Arghya: Great question. This is something we actively think about all the time. Even though we are a non-profit, we need a model to sustain ourselves eventually. There are two or three ways in which this could play out.
One is that we’ve already started seeing that the other set of people who come to courts, apart from justices and citizens, are law firms and lawyers. They come in, see Adalat AI running in courtrooms, reach out to us, and say, “Hey, this looks very interesting. We have the same problems. Can you provide us with access to your platform?” One of the ways in which we think about being able to sustain ourselves is cross-subsidizing the impact by selling to the private space. We’ve already started repackaging our solutions for the specific problems of law firms and also arbitration centers, which are almost like private courts. So that’s avenue one.

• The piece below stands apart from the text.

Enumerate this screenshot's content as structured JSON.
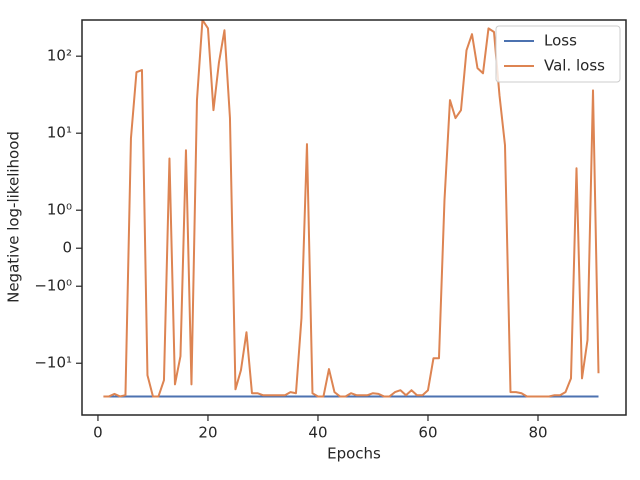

The second is, when we started out, there were no budgetary allocations for technology in courts, but that landscape is changing fast. We anticipate that right now we have one state which has come forward in funding us, but once this solution really picks up and people see the value—and we are able to prove that if you use this technology at scale, you can reduce the case resolution timelines by 50%—we are very optimistic that we’d be a great candidate for government adoption.
So one possible exit, if I may, would be that the government consumes the systems, runs this at scale, and becomes the payer and doer at scale.
The third is, turns out India’s not the only one with these problems. A lot of countries in the global south, even a lot of wealthy countries, have the same problems. So we are now considering if the same set of solutions can be sold to some of these other countries that are doing well economically to sustain the impact on the global south.
Catherine Atkin: Thank you.
Roland Vogl: Alright, thank you so much. We’re 10 minutes over time, but this is great, and we really appreciate you joining us, Arghya, so late at night over in India. It’s amazing work that you’re doing, and I think you hear from this group how much we’re cheering for you, so please keep us posted. Thank you so much for joining us. I hope you have a good rest of your night. Thank you, everyone, for all your great questions. Big round of applause for you. And please stay in touch. I’ll see everyone at the next group meeting.